Selon Chris Hedges, le culte de l’illusion de nos sociétés occidentales annonce la mort de la culture et le triomphe du spectacle. D’après son dernier livre, la culture du XXIe siècle, qui met en valeur le charme superficiel, la stimulation constante, la suprématie de la consommation, détourne constamment notre attention de la réalité. Si cette analyse s’avère juste pour l’industrie culturelle, je remarque qu’elle s’applique déjà à la politique des publics de certains musées.

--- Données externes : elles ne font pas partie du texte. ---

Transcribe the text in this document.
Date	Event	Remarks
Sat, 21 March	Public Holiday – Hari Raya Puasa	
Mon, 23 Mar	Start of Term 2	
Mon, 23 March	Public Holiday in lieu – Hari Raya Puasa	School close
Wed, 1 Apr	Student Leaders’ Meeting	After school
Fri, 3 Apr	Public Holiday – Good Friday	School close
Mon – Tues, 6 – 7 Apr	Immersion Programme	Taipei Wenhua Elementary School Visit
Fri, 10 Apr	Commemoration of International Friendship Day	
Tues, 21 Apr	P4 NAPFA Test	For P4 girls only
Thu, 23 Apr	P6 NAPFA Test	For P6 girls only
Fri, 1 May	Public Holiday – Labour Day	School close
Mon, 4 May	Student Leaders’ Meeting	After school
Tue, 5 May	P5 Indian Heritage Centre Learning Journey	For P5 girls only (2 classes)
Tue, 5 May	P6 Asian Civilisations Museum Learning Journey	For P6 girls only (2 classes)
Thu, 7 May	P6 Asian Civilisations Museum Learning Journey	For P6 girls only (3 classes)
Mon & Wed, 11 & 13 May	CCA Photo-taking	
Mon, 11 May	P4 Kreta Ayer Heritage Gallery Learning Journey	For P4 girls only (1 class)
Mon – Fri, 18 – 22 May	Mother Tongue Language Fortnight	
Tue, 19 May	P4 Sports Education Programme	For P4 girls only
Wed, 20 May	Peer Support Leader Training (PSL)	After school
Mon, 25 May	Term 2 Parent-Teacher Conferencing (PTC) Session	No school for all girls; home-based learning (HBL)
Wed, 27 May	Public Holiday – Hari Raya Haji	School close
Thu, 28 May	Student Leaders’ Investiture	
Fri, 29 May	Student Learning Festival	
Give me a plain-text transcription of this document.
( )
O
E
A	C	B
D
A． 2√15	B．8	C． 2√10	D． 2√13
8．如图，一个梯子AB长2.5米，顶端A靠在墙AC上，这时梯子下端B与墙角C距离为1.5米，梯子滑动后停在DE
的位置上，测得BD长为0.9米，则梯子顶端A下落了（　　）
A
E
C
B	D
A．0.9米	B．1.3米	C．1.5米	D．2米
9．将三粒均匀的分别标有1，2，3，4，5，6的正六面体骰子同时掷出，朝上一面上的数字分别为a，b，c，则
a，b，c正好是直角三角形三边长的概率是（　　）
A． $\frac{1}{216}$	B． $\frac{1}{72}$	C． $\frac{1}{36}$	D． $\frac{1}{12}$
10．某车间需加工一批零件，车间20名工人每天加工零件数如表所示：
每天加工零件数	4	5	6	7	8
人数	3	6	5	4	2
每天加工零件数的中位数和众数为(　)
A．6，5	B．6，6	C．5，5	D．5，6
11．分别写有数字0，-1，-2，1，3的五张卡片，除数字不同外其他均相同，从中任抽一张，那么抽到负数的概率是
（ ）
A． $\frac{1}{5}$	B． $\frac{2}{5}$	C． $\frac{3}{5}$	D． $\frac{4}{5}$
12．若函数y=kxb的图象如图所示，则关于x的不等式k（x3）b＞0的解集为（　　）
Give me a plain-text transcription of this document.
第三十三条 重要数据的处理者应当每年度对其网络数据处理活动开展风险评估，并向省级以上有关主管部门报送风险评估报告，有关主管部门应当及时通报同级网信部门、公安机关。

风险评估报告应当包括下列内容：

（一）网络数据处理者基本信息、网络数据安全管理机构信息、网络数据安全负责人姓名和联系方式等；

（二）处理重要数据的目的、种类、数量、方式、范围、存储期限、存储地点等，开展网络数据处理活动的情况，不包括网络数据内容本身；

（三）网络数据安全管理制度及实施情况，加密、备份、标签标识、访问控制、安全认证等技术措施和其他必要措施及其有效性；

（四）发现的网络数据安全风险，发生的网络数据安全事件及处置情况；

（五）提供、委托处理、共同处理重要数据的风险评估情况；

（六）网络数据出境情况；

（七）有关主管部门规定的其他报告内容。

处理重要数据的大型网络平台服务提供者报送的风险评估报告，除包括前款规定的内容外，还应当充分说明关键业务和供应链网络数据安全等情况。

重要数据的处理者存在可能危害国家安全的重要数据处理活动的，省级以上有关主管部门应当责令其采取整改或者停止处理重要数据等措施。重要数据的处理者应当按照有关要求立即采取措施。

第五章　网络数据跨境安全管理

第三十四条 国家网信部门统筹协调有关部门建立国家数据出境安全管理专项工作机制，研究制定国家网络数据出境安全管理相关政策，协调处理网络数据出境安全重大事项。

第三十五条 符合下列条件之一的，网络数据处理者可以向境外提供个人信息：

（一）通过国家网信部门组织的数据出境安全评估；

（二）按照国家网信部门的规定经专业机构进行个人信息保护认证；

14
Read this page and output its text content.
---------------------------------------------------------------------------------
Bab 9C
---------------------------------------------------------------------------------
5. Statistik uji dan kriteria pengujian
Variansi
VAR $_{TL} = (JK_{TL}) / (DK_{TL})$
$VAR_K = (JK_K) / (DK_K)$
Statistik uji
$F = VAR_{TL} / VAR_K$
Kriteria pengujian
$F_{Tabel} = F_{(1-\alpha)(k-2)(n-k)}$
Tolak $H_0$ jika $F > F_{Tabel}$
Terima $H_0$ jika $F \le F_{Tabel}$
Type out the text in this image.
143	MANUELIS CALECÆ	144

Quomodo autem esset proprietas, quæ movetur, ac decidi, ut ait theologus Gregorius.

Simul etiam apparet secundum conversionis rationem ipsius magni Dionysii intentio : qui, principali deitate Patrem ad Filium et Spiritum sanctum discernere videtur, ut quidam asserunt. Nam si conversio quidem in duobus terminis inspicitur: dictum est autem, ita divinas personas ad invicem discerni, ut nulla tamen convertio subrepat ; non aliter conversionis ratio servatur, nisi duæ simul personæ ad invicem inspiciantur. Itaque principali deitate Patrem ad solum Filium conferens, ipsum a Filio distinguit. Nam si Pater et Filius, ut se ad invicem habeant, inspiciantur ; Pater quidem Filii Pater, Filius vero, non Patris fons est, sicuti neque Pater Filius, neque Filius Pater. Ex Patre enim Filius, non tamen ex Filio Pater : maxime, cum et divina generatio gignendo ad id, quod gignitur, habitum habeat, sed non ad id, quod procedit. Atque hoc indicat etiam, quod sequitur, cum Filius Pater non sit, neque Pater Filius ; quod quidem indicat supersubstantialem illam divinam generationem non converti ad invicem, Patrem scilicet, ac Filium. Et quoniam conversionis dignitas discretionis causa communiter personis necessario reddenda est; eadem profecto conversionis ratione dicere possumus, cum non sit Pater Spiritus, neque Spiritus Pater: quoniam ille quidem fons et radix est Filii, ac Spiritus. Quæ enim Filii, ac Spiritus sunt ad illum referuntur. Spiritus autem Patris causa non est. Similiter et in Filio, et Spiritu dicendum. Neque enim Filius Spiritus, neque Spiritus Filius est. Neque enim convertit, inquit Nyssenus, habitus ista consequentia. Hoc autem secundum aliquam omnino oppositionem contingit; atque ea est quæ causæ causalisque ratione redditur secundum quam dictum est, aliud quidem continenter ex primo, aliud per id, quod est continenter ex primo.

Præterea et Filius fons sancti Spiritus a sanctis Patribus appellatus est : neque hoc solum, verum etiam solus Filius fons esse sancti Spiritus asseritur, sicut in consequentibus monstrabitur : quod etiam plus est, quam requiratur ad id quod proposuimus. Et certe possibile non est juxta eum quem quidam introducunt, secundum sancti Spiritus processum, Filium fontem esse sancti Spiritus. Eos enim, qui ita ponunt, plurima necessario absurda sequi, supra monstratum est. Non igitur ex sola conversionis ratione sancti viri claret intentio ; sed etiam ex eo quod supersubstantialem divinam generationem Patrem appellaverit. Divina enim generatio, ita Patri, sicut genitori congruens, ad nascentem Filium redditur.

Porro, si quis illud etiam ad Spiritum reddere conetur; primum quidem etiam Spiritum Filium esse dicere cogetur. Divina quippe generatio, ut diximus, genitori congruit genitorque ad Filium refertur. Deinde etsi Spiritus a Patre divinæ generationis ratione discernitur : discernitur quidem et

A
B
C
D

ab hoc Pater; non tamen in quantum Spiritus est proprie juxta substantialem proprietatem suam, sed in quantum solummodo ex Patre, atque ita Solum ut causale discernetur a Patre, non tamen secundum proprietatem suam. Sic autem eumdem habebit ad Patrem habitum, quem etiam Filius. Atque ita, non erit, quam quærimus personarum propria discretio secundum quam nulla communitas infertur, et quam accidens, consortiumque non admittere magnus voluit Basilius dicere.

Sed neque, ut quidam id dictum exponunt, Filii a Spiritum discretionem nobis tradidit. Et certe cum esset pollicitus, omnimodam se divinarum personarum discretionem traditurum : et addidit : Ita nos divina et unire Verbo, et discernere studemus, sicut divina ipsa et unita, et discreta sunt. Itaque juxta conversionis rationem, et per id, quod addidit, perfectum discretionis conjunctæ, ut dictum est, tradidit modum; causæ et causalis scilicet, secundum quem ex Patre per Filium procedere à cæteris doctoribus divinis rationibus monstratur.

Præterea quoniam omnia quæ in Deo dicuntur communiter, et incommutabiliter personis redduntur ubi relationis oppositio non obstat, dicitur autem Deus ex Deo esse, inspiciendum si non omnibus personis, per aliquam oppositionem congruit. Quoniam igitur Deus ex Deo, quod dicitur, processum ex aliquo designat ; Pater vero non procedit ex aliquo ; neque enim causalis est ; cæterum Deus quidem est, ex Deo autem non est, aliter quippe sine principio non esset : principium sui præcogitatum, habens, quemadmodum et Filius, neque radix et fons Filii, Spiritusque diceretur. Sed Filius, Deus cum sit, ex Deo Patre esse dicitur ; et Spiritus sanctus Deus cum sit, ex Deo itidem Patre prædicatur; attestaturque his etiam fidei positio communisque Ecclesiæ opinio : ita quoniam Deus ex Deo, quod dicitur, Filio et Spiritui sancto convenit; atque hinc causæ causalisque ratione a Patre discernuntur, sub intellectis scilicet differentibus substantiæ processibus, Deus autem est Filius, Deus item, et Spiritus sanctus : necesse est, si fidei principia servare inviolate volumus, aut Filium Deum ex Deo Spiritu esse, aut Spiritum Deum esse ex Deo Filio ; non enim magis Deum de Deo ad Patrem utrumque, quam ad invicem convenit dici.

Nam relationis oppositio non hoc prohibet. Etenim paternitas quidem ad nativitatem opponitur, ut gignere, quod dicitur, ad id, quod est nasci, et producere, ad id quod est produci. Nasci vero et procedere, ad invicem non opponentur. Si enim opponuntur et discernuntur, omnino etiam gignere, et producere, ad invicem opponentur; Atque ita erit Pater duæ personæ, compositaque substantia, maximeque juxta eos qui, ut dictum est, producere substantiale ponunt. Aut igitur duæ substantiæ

Le culte du divertissement masque le déclin de la culture du réel, il tente d’occulter l’insignifiance ou la vacuité de la vie, d’une certaine forme d’art, et de nous convaincre de prendre part à la grande messe régressive de la surconsommation. On baigne dans l’illusion du début à la fin. L’emballage vaut mieux que le contenu. Les individus adoptent inconsciemment les valeurs d’une culture de clichés, simplifiée à l’excès et rétrécie. Mais d’où provient-cette influence ? Cinéma, télé, porno, jeux vidéo ? Hollywood, Silicon Valley, Las Vegas ? La Californie en somme, où se tenait le dernier salon Museum & the web 2012 (San Diego) et où je me suis rendu. Et qu’est ce qu’on y a vu et entendu – mais pas seulement – ? Des sites internet « experientiels », scénographie à effets « wahou », le « storytelling » du parcours du visiteur, textes « compréhensible par un enfant de 10 ans », … Chris Hedges démontre que les individus dont la pratique sociale est fondée sur le renoncement au savoir, au pouvoir et au sens critique, n’hésitent pas à dépenser sans compter. Ce sont des consommateurs idéaux… Ceux qui devront bientôt remplacer la puissance publique pour le financement des structures culturelles, par exemple ?
Orwell craignait ceux qui interdiraient les livres. Huxley redoutait qu’il n’y ait même plus besoin d’interdire les livres, car plus personne n’aurait envie d’en lire.
Et oui on n’en est pas très loin. La culture populaire tend à mener niveler vers le bas. Vive la télévision.